Squared Loss for Multilabel Classification I have a classification problem with $K$ labels. I represent the correct label $y$ of an observation $x$ as a vector $y$ in $R^K$, with entries $y_{k'} = \delta_{kk'}$ if $x$ belongs to class $k$.
Given an observation $x$, I predict its label with a vector $f(x) \in R^K$, where the components $f_k(x)$ satisfy $f_k(x) \in (0,1)$ and $\sum_k f_k(x) = 1$. A larger value of some $f_k(x)$ means that $x$ is more likely to belong to class $k$.
We want to learn the best function $f$ by choosing an appropriate loss function $\ell$. I know that a common choice is the cross-entropy: $\ell(x,y) = -\sum_k y_k \log f_k(x)$. Is squared loss $\ell(x,y) = \frac{1}{2}||y - f(x)||_2^2$ ever used? If so, does it tend to produce classifiers with noticeably distinct performance profiles, compared to cross-entropy?
A comment on a related question warns against the use of squared loss.
 A: This scheme is called the Brier loss. It is a proper scoring rule, and hence only the optimal classifier is correct, etc. It corresponds, of course, to the $L_2$ distance between the predictive label distribution and the true label distribution (which is a point mass).
Deep learning types these days strongly prefer the cross-entropy loss, which corresponds to the KL divergence $KL( y \| \hat y)$. This will penalize giving very low probabilities to the correct class very harshly, perhaps encouraging a flattening out of predicted probabilities relative to the Brier loss.
Consider a $K$-way classification problem, where your estimate of the probability of the $i$th class is $\hat p_i$.
Let $y$ be the correct label for a given instance $x$, and $B = (\hat p_y(x) - 1)^2$ the Brier loss. Then
$$\nabla B = 2 (\hat p_y(x) - 1) \nabla \hat p_y(x),$$
whereas if $C(x, y, w) = - \log \hat p_y(x)$ is the cross-entropy loss, then
$$\nabla C = - \frac{1}{\hat p_y(x)} \nabla \hat p_y(x).$$
Plotting these:

We can thus see that the cross-entropy really emphasizes wrong values, whereas Brier loss scales just linearly with the probability estimate.
Another interesting property: suppose that there are three categories, with the first one being correct. Cross-entropy would value the predictions $(.8, .2, 0)$ and $(.8, .1, .1)$ equally, whereas Brier loss would prefer the second one. I don't know if that's of huge practical importance, but only caring about the true category seems like a reasonable criterion to me, and that leads to cross-entropy being the only proper scoring rule.
A: Thank @djs for the great answer. Agreeing majority of it, but maybe not the last part. (Had to post another answer due to lack of reputation to comment directly.)

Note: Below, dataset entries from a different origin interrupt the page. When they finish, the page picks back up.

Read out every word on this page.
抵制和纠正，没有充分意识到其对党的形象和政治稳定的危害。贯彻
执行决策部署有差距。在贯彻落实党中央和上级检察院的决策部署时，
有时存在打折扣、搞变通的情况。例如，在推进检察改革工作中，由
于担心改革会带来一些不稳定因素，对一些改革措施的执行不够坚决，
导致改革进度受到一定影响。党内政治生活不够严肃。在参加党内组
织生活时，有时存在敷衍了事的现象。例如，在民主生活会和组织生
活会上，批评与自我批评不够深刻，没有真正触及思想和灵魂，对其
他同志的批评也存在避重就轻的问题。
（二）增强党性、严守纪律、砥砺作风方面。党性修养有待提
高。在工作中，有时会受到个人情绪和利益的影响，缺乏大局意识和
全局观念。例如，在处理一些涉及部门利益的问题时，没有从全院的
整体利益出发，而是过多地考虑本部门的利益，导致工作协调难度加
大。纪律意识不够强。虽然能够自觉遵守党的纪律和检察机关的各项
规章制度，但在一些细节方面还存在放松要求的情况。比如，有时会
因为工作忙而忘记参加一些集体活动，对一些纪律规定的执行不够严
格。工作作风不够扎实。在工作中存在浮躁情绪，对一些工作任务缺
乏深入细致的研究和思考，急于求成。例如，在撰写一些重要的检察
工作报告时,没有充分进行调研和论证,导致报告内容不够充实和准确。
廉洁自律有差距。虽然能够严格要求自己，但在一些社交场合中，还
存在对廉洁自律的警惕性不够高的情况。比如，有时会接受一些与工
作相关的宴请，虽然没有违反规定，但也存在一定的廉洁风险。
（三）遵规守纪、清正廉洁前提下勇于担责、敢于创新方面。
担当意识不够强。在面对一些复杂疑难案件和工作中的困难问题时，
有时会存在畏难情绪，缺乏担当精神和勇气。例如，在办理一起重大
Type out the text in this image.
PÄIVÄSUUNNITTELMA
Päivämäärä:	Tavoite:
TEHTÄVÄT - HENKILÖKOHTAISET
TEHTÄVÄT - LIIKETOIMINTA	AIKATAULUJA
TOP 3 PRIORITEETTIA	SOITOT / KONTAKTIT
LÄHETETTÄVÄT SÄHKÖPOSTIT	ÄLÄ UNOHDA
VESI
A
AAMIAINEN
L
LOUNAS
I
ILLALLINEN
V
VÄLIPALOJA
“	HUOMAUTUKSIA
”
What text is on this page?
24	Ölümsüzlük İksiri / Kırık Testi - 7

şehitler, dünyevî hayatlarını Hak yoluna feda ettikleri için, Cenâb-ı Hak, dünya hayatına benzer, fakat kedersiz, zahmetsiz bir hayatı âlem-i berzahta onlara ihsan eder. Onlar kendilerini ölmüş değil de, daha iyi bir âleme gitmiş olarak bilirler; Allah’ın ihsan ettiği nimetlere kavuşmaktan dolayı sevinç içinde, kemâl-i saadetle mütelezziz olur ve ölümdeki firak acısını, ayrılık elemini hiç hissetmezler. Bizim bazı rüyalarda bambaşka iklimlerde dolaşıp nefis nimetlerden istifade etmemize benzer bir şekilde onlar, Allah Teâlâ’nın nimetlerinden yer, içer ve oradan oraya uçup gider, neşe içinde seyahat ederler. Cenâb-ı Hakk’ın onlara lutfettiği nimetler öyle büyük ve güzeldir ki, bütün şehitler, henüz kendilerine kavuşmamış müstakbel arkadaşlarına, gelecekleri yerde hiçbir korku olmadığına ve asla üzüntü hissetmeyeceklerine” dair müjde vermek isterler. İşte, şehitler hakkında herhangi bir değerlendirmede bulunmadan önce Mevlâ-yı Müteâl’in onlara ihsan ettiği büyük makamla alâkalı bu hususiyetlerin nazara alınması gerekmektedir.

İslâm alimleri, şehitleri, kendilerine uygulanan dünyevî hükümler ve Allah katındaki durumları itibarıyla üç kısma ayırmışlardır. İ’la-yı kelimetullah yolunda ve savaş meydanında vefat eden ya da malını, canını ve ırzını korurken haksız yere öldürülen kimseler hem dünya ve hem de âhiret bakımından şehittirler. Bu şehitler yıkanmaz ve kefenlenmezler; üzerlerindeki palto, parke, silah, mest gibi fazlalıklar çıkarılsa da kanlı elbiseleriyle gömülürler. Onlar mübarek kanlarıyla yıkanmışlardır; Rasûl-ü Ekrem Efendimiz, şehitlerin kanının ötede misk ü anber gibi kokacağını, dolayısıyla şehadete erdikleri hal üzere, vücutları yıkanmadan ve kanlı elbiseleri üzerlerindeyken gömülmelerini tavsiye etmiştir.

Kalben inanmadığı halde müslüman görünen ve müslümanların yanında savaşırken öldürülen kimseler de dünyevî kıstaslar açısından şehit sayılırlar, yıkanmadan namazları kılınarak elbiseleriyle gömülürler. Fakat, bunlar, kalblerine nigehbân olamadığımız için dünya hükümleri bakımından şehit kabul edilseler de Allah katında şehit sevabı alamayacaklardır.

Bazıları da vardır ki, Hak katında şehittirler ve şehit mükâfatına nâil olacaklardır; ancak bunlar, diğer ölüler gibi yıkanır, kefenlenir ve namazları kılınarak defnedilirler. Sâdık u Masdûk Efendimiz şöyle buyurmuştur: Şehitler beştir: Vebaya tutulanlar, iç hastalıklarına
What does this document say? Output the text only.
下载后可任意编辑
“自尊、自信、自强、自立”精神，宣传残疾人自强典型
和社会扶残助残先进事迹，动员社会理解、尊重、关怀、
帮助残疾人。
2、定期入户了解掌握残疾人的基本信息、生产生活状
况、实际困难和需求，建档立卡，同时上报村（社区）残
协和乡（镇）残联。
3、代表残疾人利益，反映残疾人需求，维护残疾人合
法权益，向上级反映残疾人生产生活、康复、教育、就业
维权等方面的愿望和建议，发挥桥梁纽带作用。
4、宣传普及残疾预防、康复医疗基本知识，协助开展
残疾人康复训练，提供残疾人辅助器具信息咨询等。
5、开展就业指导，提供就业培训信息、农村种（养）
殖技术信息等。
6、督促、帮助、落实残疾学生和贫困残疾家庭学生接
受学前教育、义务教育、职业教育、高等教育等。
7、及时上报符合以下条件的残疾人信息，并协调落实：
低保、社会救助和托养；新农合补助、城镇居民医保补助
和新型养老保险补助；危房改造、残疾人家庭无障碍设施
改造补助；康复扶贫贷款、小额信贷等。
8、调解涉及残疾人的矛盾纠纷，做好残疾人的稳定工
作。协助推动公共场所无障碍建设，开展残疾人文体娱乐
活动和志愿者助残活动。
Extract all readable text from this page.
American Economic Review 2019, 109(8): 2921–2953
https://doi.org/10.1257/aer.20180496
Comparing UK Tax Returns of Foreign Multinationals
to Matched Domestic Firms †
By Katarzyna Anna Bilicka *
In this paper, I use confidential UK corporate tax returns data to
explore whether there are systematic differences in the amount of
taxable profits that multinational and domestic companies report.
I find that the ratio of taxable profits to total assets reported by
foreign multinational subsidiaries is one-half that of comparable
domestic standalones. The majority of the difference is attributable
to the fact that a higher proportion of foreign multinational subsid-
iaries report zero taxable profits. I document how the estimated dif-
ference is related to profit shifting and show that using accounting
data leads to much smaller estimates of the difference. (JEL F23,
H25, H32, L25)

Another interesting property: suppose that there are three categories, with the first one being correct. Cross-entropy would value the predictions $(.8, .2, 0)$ and $(.8, .1, .1)$ equally, whereas Brier loss would prefer the second one. I don't know if that's of huge practical importance, but only caring about the true category seems like a reasonable criterion to me, and that leads to cross-entropy being the only proper scoring rule.

IMO, caring about false categories is actually a valuable feature. In knowledge distillation, utilizing predictions of false categories (so-called "dark knowledge") is one of the underlying principles.
For three categories (dog, cat, car), suppose the true label is "dog", a prediction $(.8, .2, 0)$ is obviously better than a prediction $(.8, .1, .1)$ , because "car" is no where near "dog" and $0.1$ prediction for "car" is hardly reasonable.
Nonetheless, this doesn't make MSE a better loss function for classification. Cross entropy is still preferred.